Proving the Bible to be True

He says: “There is a great gulf fixed between those who want to prove the historicity of everything reported in the Bible in order to demonstrate that the Bible is ‘true’ after all and those who, committed to living under the authority of the scripture, remain open to what scripture itself actually teaches and emphasizes. Which is the bottom line: ‘proving the Bible to be true’ (often with the effect of say, ‘So we can go on thinking what we’ve always thought’), or taking it so seriously that we allow it to tell us things we’d never heard before and didn’t particularly want to hear?”

I’m currently reading N.T. Wright’s The Last Word. It’s a great book and I hope when I have a bit more time, to process some of the ideas that I’m reading on this blog. But I wanted to share a cool quote by Wright in regards to much of the fundamentalist thinking in North America. He says:

“There is a great gulf fixed between those who want to prove the historicity of everything reported in the Bible in order to demonstrate that the Bible is ‘true’ after all and those who, committed to living under the authority of the scripture, remain open to what scripture itself actually teaches and emphasizes. Which is the bottom line: ‘proving the Bible to be true’ (often with the effect of say, ‘So we can go on thinking what we’ve always thought’), or taking it so seriously that we allow it to tell us things we’d never heard before and didn’t particularly want to hear?”

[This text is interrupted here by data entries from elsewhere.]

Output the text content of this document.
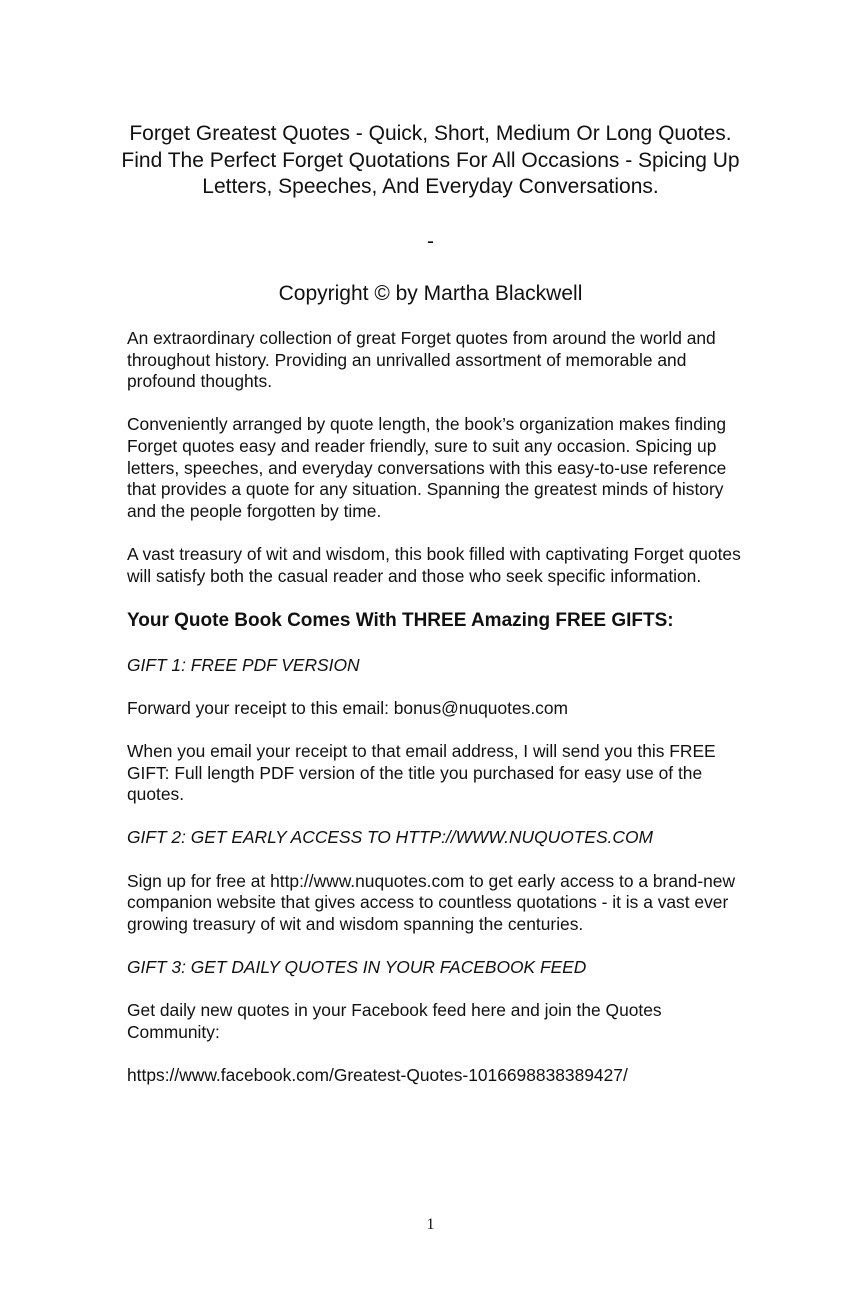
Forget Greatest Quotes - Quick, Short, Medium Or Long Quotes. Find The Perfect Forget Quotations For All Occasions - Spicing Up Letters, Speeches, And Everyday Conversations.
-
Copyright © by Martha Blackwell

An extraordinary collection of great Forget quotes from around the world and throughout history. Providing an unrivalled assortment of memorable and profound thoughts.

Conveniently arranged by quote length, the book’s organization makes finding Forget quotes easy and reader friendly, sure to suit any occasion. Spicing up letters, speeches, and everyday conversations with this easy-to-use reference that provides a quote for any situation. Spanning the greatest minds of history and the people forgotten by time.

A vast treasury of wit and wisdom, this book filled with captivating Forget quotes will satisfy both the casual reader and those who seek specific information.

Your Quote Book Comes With THREE Amazing FREE GIFTS:

GIFT 1: FREE PDF VERSION

Forward your receipt to this email: bonus@nuquotes.com

When you email your receipt to that email address, I will send you this FREE GIFT: Full length PDF version of the title you purchased for easy use of the quotes.

GIFT 2: GET EARLY ACCESS TO HTTP://WWW.NUQUOTES.COM

Sign up for free at http://www.nuquotes.com to get early access to a brand-new companion website that gives access to countless quotations - it is a vast ever growing treasury of wit and wisdom spanning the centuries.

GIFT 3: GET DAILY QUOTES IN YOUR FACEBOOK FEED

Get daily new quotes in your Facebook feed here and join the Quotes Community:

https://www.facebook.com/Greatest-Quotes-1016698838389427/

1
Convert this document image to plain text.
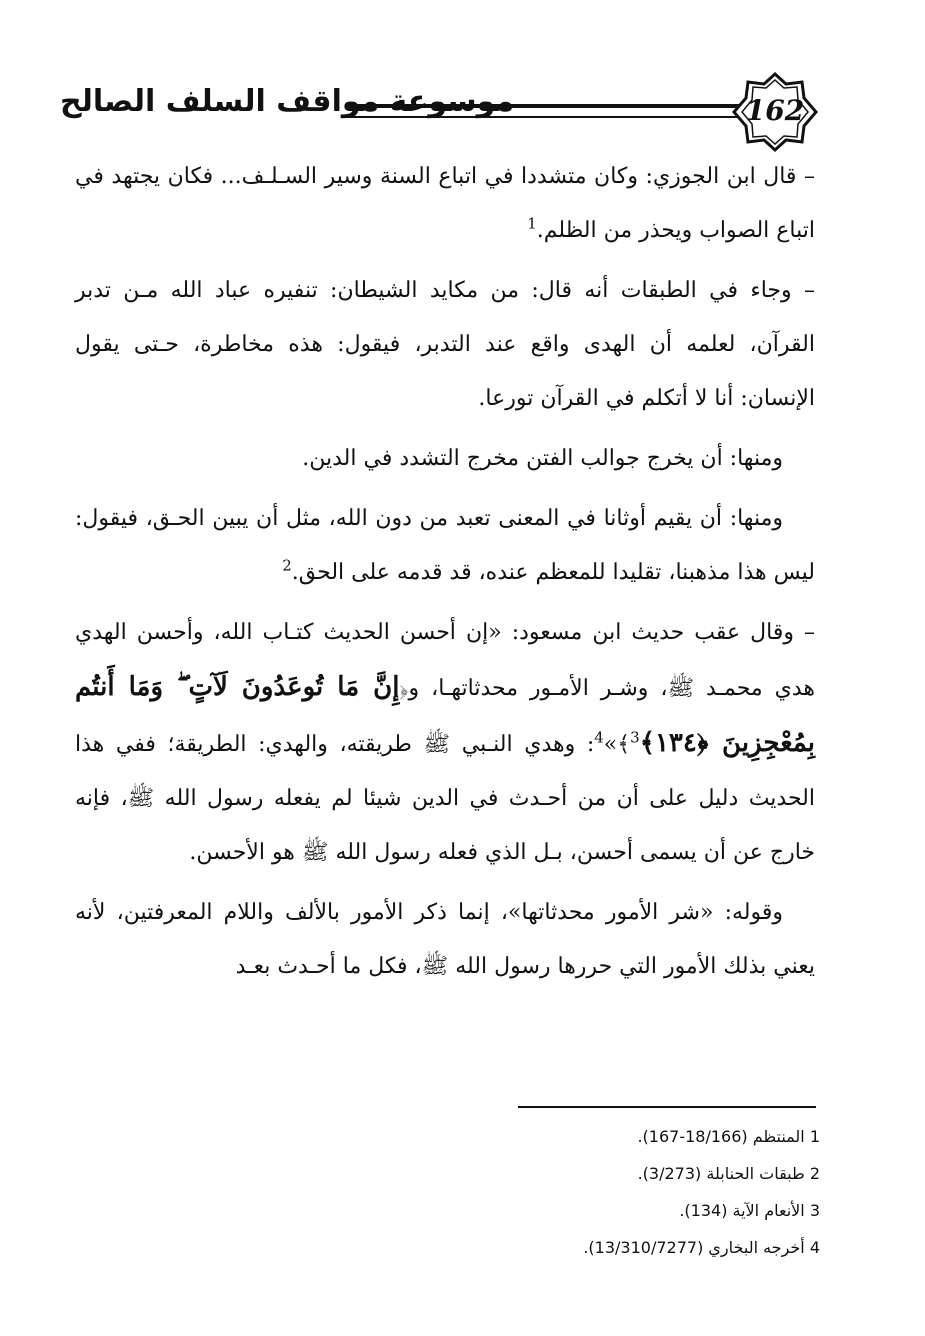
موسوعة مواقف السلف الصالح	162

– قال ابن الجوزي: وكان متشددا في اتباع السنة وسير السـلـف... فكان يجتهد في اتباع الصواب ويحذر من الظلم.$^1$

– وجاء في الطبقات أنه قال: من مكايد الشيطان: تنفيره عباد الله مـن تدبر القرآن، لعلمه أن الهدى واقع عند التدبر، فيقول: هذه مخاطرة، حـتى يقول الإنسان: أنا لا أتكلم في القرآن تورعا.

ومنها: أن يخرج جوالب الفتن مخرج التشدد في الدين.

ومنها: أن يقيم أوثانا في المعنى تعبد من دون الله، مثل أن يبين الحـق، فيقول: ليس هذا مذهبنا، تقليدا للمعظم عنده، قد قدمه على الحق.$^2$

– وقال عقب حديث ابن مسعود: «إن أحسن الحديث كتـاب الله، وأحسن الهدي هدي محمـد ﷺ، وشـر الأمـور محدثاتهـا، و﴿إِنَّ مَا تُوعَدُونَ لَآتٍ ۖ وَمَا أَنتُم بِمُعْجِزِينَ ﴿١٣٤﴾$^3$﴾»$^4$: وهدي النـبي ﷺ طريقته، والهدي: الطريقة؛ ففي هذا الحديث دليل على أن من أحـدث في الدين شيئا لم يفعله رسول الله ﷺ، فإنه خارج عن أن يسمى أحسن، بـل الذي فعله رسول الله ﷺ هو الأحسن.

وقوله: «شر الأمور محدثاتها»، إنما ذكر الأمور بالألف واللام المعرفتين، لأنه يعني بذلك الأمور التي حررها رسول الله ﷺ، فكل ما أحـدث بعـد

1 المنتظم (18/166-167).
2 طبقات الحنابلة (3/273).
3 الأنعام الآية (134).
4 أخرجه البخاري (13/310/7277).
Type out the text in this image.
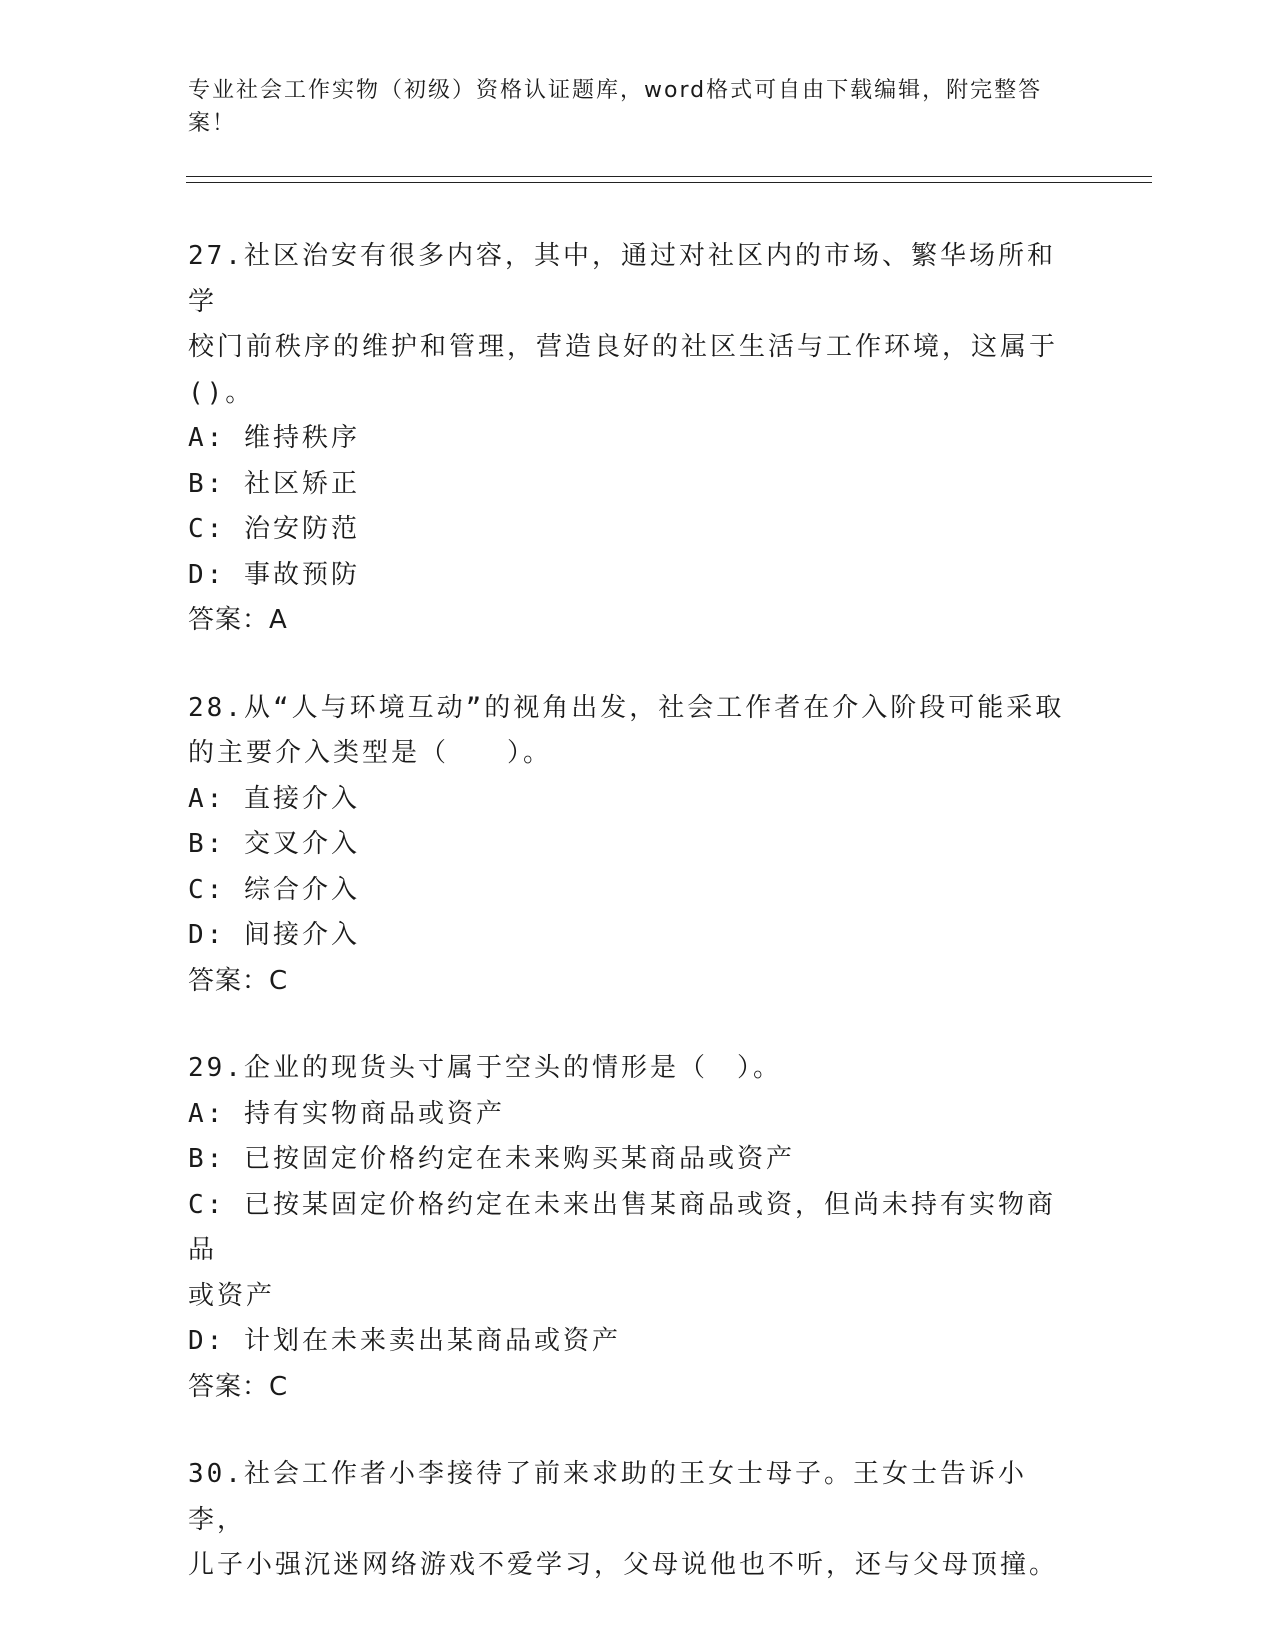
专业社会工作实物（初级）资格认证题库，word格式可自由下载编辑，附完整答
案！
27.社区治安有很多内容，其中，通过对社区内的市场、繁华场所和学
校门前秩序的维护和管理，营造良好的社区生活与工作环境，这属于
()。
A: 维持秩序
B: 社区矫正
C: 治安防范
D: 事故预防
答案：A
28.从“人与环境互动”的视角出发，社会工作者在介入阶段可能采取
的主要介入类型是（　　）。
A: 直接介入
B: 交叉介入
C: 综合介入
D: 间接介入
答案：C
29.企业的现货头寸属于空头的情形是（　）。
A: 持有实物商品或资产
B: 已按固定价格约定在未来购买某商品或资产
C: 已按某固定价格约定在未来出售某商品或资，但尚未持有实物商品
或资产
D: 计划在未来卖出某商品或资产
答案：C
30.社会工作者小李接待了前来求助的王女士母子。王女士告诉小李，
儿子小强沉迷网络游戏不爱学习，父母说他也不听，还与父母顶撞。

The quote reminds me of some of the discussion going on regarding the attempts to define the Emerging Church. The Evangelical Church is looking to the Emerging members to define itself theologically across the doctrinal bullet points that it holds dear. However, the Emerging conversation, although theologically sound, seems more focused on praxis — following Jesus in real life — more than defining itself by what it purports to believe. This is a significant difference between how the two groups view the “authority of Scripture.” Both hold the Scripture in high value and authority. But how that authority is understood and plays out, in my opinion, will take the two groups in different trajectories.

One thought on “Proving the Bible to be True

  1. In Sunday School during Junior High we watched archeology videos where an australian guy would go around and show where he thought the ancient sites of Sodom and Gomorrah might be or trying to show the Red Sea and find all the chariots that should be in the water. What if, instead, our junior high teacher taught us how to share Christ with our friends (not just a typical “Four Spiritual laws” approach, but really taught us), how to help those who are hurting, how to stand firm in a faith that was often thought of as wavering? What if he actually taught us what scripture taught and not just tried to prove it? Life would have been very different for me.